Clarification Appended: June 6, 2012
New York governor Andrew Cuomo has proposed decriminalizing the possession of small amounts of marijuana in the state and he’s got the support of New York City’s police commissioner and mayor, plus a broad swath of local politicians who just a few years ago may have scoffed at the notion of lessening penalties for drug possession.
Citing an “inconsistency” in state drug laws regarding small amounts of marijuana, Cuomo announced a bill to make the penalties for private and public possession the same, which he says will help people caught with less than 25 grams avoid “unnecessary” misdemeanor charges.
“This is an issue that disproportionately affects young people — they wind up with a permanent stain on their record for something that would otherwise be a violation,” Cuomo said in a statement. “the charge makes it more difficult for them to find a job. Together, we are making New York fairer and safer, and ensuring that every New Yorker has access to [a] justice system that doesn’t discriminate based on age or color.”
Currently, anyone caught with 25 grams or less of weed in their own private possession is subject to a violation. If they have it in public view or are using it, they would be subject to a class B misdemeanor, which could mean up to 90 days in jail and a permanent mark on their record. But prison overcrowding and the significantly high number of arrests for low-level possession — more than 50,000 in New York City alone last year — has encouraged policy makers and law enforcement to rethink how the law is administered.

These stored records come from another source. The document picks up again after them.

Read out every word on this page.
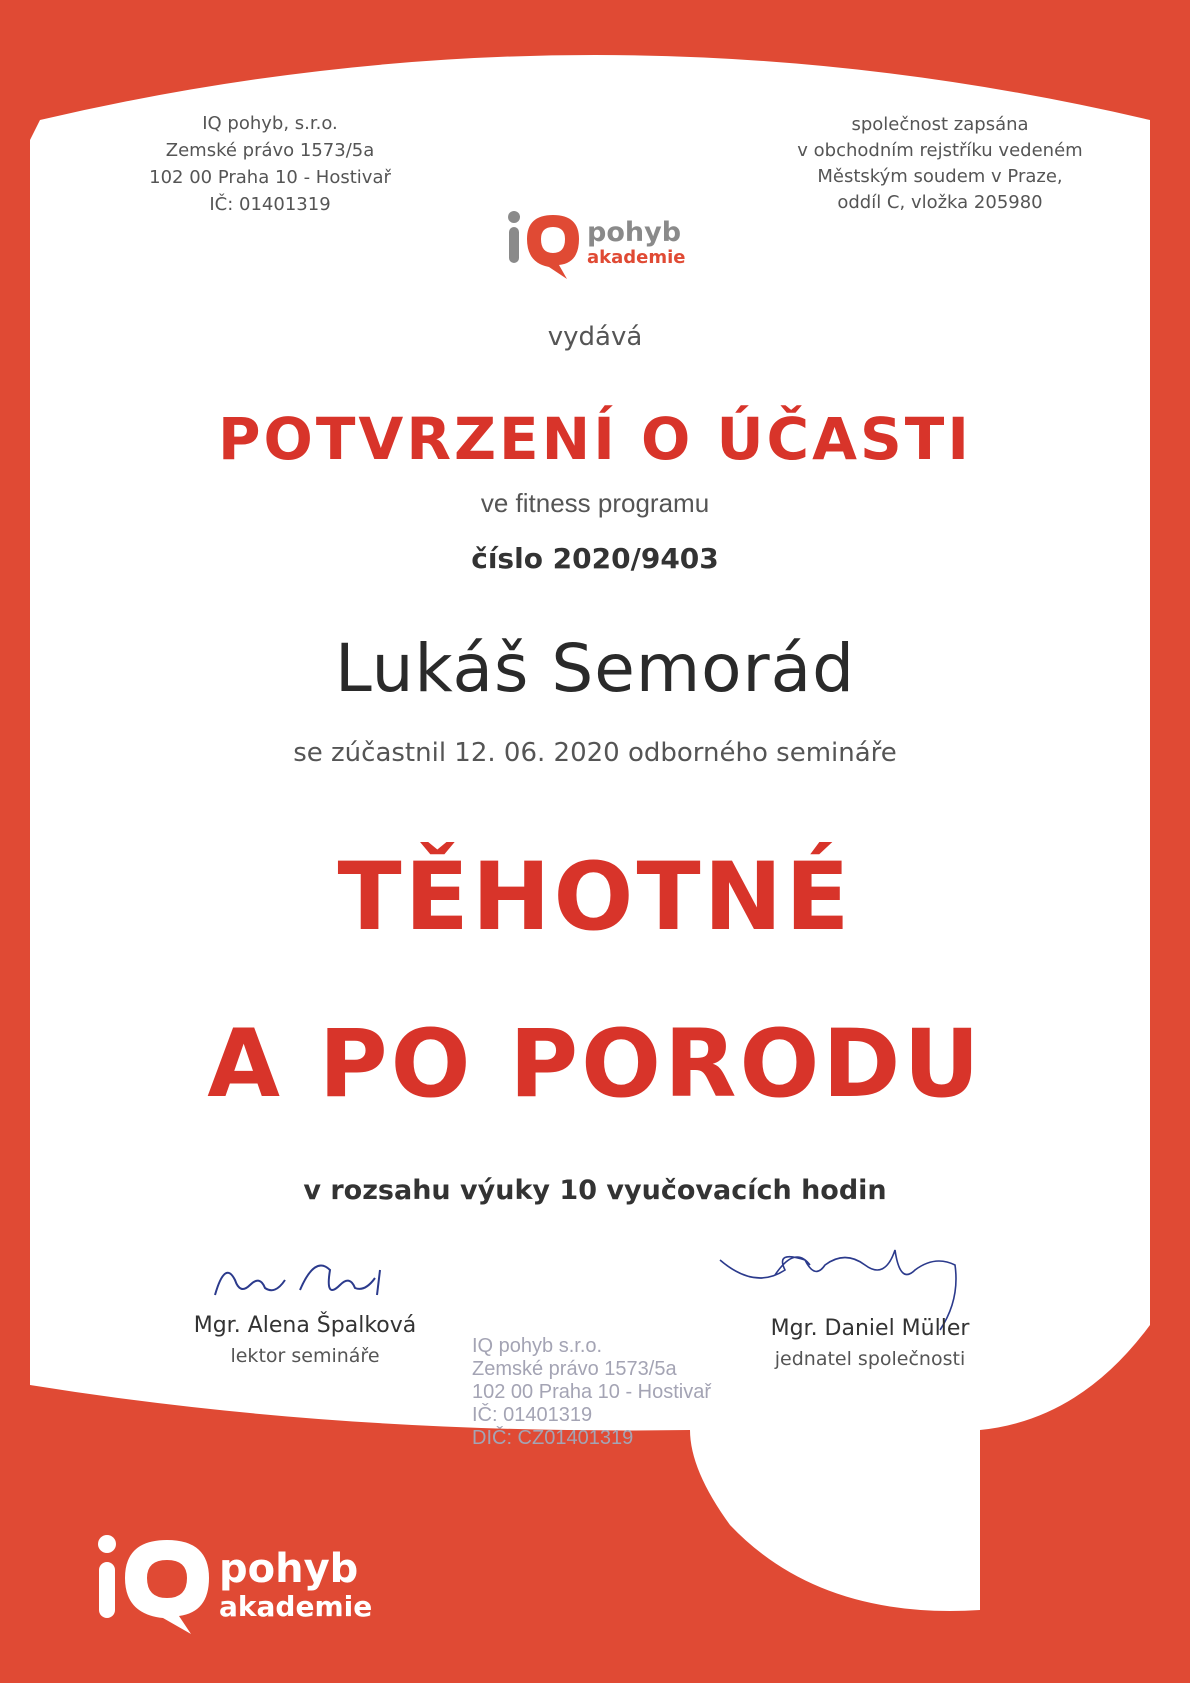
IQ pohyb, s.r.o.
Zemské právo 1573/5a
102 00 Praha 10 - Hostivař
IČ: 01401319
společnost zapsána
v obchodním rejstříku vedeném
Městským soudem v Praze,
oddíl C, vložka 205980
pohyb
akademie
vydává
POTVRZENÍ O ÚČASTI
ve fitness programu
číslo 2020/9403
Lukáš Semorád
se zúčastnil 12. 06. 2020 odborného semináře
TĚHOTNÉ
A PO PORODU
v rozsahu výuky 10 vyučovacích hodin
Mgr. Alena Špalková
lektor semináře
Mgr. Daniel Müller
jednatel společnosti
IQ pohyb s.r.o.
Zemské právo 1573/5a
102 00 Praha 10 - Hostivař
IČ: 01401319
DIČ: CZ01401319
pohyb
akademie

Under the new bill, less than 25 grams would be subject only to a fine.
Federally, marijuana is still illegal.
Although Cuomo’s proposal speaks to simple possession, smoking, selling or otherwise holding larger amounts will still be dealt with by the law in the same manner, which satisfies New York Police Commissioner Ray Kelly, whose department had already been issuing violations over small amounts rather than locking up offenders.
“The proposed legislation takes a balanced approach and comports with the spirit of the NYPD operations order issued on the subject last year,” Kelly said. “Further, the department’s ongoing quality of life enforcement is supported by preserving the penalties for smoking marijuana in public.”
Several legislators and district attorneys around the New York City area and even Mayor Michael Bloomberg are also supportive of Cuomo’s proposal, believing it addresses their concerns about public use of the drug. Cuomo’s bill allows them to continue to prosecute on those violations, while freeing them from dealing with people who hold minimal amounts. Bloomberg says the proposal “strikes the right balance by ensuring that the NYPD will continue to have the tools it needs to maintain public safety – including making arrests for selling or smoking marijuana.”
Advocates for drug policy reform say they are finally seeing a long-fought battle turn in their favor.
“It’s a game-changing event to get the governor involved in this,” Gabriel Sayegh, New York state director for the Drug Policy Alliance, tells TIME. He says the decades long fight against the so-called Rockefeller Drug laws — state statutes which mandated harsh prison sentences for several types of drug possession — helped change minds that would have been opposed to such a proposal just a few years ago. “An overwhelming number of Americans believe putting people in jail for marijuana possession is a ridiculous waste of time and money.”
(MORE: New York’s Rockefeller Drug Laws)
But there are those who believe that Cuomo is making a major misstep with decriminalization and worry about the message it will send to New York’s youth.
“I find it disturbing because I believe this bill will have the effect of making marijuana use seem acceptable to young people,” said David Evans, special adviser to the Drug Free America Foundation.”What most people don’t understand is that marijuana of today is vastly different from marijuana of 20 years ago. It’s addictive and it’s quite a bit more potent, so if [the bill] is going to lessen young people’s perception on the dangers of marijuana, we’re against it.”
Sayegh, however, believes that if New York state lawmakers pass the bill, a major corner will be turned. “The legislature is going to end soon so we’ve got to get the senate to take action,” he said. “We’ve got a fight ahead, but this is different than where we’ve been before because there is almost no one coming out against this publicly.”
This story was clarified to explain that private possession of marijuana is subject to a violation and that public possession would be a misdemeanor. Also a quote from Gabriel Sayegh was amended.